Technological sovereignty and geopolitical messaging
China has reduced its presence on public supercomputing lists for years. The return with LineShine carries symbolic value, arriving at a time when the U.S. seeks to limit China’s access to advanced GPUs, manufacturing equipment, and critical AI technologies. Showcasing an exascale system based on domestically developed chips sends a message: Beijing wants to demonstrate it can continue advancing even through different routes.
This message does not eliminate limitations. The absence of advanced AI accelerators in LineShine points to a known reality: China has made progress in CPUs, interconnects, and national systems, but faces more difficulties in acquiring the latest-generation GPUs, HBM memory, accelerated software, and ecosystems comparable to CUDA. The race for generative AI is mainly happening at these layers.
Nonetheless, it would be a mistake to downplay this achievement. Building a machine with 13.79 million cores capable of exceeding two exaflops in HPL and leading HPCG demands mastery of architecture, manufacturing, integration, networking, energy, cooling, and system software. While not the ideal AI training machine, it demonstrates engineering capabilities that will have scientific and industrial applications.
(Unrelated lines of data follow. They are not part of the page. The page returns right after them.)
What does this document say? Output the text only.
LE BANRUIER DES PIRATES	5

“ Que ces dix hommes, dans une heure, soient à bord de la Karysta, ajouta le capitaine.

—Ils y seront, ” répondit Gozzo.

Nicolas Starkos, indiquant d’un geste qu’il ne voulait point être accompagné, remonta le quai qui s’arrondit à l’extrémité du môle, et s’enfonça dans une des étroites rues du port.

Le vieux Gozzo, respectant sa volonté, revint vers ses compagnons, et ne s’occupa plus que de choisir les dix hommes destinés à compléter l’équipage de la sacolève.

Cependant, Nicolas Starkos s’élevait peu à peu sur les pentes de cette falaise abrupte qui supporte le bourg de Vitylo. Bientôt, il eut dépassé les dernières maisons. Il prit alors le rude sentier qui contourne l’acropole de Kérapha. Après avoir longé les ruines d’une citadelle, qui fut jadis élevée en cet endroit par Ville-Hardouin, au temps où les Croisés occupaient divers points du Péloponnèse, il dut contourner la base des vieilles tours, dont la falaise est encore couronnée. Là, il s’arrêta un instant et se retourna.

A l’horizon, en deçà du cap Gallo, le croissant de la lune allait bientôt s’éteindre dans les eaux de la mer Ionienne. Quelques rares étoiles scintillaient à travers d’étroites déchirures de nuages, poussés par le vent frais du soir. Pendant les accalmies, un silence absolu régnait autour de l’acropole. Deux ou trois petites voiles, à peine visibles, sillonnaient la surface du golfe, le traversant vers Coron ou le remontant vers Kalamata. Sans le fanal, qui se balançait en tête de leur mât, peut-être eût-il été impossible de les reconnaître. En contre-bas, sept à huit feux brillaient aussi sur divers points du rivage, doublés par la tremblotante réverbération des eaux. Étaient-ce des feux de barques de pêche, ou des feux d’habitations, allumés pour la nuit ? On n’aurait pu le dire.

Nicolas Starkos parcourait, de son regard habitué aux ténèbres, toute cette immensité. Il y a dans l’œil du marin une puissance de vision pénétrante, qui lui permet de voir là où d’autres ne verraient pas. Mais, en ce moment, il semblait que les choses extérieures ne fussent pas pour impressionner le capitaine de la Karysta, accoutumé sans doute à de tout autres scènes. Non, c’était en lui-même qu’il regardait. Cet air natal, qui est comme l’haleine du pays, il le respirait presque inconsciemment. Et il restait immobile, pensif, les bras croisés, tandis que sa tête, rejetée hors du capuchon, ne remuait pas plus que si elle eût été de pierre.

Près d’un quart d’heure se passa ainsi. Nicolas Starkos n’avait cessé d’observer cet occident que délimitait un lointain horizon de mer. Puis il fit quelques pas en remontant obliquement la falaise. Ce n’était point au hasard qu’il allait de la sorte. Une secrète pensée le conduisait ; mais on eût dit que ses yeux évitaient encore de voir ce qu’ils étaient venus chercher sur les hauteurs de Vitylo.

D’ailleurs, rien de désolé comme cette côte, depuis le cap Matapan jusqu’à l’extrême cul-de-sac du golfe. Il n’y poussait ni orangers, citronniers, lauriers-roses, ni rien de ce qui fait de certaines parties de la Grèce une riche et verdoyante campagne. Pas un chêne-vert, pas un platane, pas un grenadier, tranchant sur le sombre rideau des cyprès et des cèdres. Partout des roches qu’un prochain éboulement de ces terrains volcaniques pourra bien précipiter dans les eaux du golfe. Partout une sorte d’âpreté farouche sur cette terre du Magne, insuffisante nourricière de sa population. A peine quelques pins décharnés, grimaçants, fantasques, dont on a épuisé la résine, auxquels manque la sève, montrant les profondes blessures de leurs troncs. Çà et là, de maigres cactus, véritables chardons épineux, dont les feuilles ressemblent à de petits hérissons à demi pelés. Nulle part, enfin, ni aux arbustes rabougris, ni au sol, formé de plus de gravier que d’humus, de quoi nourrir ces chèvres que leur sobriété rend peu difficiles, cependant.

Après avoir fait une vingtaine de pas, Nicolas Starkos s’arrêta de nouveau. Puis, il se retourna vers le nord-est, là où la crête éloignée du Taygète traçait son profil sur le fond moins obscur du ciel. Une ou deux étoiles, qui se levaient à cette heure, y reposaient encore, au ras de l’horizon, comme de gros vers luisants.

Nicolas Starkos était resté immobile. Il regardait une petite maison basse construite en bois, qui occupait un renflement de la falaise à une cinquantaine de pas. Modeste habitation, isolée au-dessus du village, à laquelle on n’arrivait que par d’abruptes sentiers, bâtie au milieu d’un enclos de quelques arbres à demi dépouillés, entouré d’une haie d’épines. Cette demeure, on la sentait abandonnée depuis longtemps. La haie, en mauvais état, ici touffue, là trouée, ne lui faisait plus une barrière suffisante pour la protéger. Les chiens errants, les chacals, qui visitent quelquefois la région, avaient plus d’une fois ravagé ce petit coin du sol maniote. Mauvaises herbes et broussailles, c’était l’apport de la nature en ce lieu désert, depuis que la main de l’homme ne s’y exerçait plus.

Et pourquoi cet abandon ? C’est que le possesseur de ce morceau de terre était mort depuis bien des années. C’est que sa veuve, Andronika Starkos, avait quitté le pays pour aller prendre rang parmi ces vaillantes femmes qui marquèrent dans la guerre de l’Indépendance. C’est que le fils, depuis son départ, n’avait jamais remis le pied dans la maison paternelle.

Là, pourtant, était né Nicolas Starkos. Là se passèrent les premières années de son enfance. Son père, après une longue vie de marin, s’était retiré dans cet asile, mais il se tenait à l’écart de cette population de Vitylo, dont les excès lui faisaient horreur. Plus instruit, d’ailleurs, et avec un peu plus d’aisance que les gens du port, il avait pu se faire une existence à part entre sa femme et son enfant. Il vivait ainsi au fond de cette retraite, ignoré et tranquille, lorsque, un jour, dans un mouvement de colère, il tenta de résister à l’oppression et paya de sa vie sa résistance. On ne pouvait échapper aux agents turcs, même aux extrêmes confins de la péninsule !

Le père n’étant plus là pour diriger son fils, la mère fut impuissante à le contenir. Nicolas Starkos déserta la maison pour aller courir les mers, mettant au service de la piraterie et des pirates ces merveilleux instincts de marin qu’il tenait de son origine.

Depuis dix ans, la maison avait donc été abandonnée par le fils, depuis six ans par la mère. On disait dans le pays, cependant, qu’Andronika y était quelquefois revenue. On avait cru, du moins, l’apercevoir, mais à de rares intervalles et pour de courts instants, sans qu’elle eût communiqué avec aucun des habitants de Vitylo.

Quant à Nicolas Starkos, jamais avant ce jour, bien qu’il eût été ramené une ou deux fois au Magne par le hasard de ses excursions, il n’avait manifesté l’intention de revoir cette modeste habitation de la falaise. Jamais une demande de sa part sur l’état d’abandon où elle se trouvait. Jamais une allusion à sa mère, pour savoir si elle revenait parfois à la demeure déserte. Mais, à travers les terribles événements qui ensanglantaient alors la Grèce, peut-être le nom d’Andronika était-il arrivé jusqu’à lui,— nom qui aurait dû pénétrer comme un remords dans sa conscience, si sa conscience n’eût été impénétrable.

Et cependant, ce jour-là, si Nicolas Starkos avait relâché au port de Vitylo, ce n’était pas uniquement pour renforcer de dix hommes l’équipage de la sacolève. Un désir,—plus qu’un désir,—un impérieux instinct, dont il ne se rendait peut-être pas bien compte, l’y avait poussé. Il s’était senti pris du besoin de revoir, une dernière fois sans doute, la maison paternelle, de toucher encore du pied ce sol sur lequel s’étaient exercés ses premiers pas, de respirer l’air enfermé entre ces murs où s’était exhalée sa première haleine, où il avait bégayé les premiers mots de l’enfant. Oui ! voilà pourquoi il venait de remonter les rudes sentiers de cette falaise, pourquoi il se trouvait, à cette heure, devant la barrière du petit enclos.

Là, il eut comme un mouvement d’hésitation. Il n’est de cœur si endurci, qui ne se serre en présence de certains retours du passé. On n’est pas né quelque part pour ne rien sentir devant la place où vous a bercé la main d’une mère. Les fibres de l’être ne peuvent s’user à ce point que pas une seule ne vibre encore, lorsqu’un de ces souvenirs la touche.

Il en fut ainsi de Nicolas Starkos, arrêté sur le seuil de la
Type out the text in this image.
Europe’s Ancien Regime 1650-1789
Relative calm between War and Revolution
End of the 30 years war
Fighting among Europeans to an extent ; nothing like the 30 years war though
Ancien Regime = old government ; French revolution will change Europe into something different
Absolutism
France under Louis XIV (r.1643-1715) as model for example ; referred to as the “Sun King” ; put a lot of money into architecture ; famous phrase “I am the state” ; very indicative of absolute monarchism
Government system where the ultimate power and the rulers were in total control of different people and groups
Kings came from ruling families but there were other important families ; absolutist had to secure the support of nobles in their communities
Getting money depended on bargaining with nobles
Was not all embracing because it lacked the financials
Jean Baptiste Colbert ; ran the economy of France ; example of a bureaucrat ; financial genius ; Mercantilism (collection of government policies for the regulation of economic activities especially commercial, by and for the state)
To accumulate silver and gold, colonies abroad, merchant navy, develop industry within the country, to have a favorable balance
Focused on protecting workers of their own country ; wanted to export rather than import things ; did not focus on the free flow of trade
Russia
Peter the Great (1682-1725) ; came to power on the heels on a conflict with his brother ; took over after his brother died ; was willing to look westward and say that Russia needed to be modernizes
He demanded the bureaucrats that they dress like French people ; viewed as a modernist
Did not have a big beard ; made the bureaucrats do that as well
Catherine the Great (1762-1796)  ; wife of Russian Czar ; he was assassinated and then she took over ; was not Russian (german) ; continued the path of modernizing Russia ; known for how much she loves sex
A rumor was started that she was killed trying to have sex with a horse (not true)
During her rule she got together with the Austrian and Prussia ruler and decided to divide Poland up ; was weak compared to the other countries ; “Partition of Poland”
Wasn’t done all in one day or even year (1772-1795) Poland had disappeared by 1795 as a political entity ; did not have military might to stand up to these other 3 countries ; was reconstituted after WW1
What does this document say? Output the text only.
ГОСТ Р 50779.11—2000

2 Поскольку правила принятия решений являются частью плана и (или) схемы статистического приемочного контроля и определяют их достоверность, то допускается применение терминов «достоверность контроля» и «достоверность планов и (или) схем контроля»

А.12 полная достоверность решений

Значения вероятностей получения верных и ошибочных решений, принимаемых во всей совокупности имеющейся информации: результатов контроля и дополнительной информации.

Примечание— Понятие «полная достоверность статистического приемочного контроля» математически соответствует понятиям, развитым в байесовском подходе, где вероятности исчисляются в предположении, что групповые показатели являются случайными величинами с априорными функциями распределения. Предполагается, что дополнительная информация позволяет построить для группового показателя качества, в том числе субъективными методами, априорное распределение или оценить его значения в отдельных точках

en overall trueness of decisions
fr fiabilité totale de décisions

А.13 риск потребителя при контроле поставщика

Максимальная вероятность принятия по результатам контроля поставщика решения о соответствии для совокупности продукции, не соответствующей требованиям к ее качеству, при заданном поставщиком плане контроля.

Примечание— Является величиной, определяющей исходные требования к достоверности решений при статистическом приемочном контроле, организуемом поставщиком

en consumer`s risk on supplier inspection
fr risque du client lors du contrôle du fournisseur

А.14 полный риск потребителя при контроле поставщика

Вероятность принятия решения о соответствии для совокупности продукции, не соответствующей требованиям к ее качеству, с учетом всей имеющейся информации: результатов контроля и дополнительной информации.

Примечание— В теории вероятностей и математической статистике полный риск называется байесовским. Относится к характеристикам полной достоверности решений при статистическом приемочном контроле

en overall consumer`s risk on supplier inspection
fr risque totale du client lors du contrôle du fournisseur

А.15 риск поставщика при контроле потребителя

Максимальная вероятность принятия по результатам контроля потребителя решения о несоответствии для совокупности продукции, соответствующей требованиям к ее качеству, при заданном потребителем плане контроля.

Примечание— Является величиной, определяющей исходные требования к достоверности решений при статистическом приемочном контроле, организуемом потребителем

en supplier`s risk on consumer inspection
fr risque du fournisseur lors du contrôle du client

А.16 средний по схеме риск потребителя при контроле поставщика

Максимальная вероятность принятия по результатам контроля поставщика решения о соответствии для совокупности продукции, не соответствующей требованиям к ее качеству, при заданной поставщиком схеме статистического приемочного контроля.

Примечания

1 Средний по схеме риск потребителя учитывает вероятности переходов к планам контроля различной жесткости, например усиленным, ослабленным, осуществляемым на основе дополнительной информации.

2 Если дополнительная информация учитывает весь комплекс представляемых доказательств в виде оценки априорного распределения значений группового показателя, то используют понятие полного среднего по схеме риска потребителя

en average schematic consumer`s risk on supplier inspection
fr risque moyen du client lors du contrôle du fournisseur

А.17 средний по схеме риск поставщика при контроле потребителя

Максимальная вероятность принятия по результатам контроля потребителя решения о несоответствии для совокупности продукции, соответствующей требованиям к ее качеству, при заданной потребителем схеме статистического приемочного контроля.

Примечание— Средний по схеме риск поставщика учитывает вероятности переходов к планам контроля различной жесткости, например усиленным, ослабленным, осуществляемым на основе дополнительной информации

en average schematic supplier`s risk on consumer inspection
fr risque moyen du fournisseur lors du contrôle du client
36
Supercomputing is returning to familiar territory: rankings matter but don’t tell the whole story. For years, TOP500 was the major benchmark of computational power. In the AI era, the focus has partly shifted to private, opaque, and workload-specific clusters. This does not diminish LineShine’s significance but advises careful interpretation of its victory.
China has just won the classic supercomputing ranking. The U.S. maintains a strong position with mixed-precision accelerated systems and private AI infrastructure. Europe, with JUPITER Booster, already has recognized exascale presence. The competition is no longer defined by a single metric.
LineShine is an impressive machine and simultaneously a piece of a larger puzzle. For scientific HPC, its success marks a milestone. For AI, the question remains: who controls the accelerators, memory, software, and data centers capable of training and deploying frontier models at a global scale?
Frequently Asked Questions
What is LineShine?
LineShine is a supercomputer installed at the National Supercomputing Centre in Shenzhen. It debuted as the number one on the June 2026 TOP500 list with 2.198 exaflops in the HPL benchmark.
Does this mean China has the most powerful AI computer?
Not necessarily. TOP500 mainly measures traditional HPC performance in double precision. In HPL-MxP, a benchmark closer to mixed-precision workloads used in AI, LineShine ranks fourth.
What hardware does LineShine use?
According to TOP500, it is based on the Chinese LingKun platform, featuring LX2 processors with 304 cores at 1.55 GHz, the LingQi interconnect, Kylin OS, and a total of 13,789,440 cores.
Why is this achievement important for China?
Because it demonstrates the capability to build exascale supercomputers with a domestically developed architecture amid increasing U.S. restrictions on advanced chips. It’s a strategic technological and geopolitical message.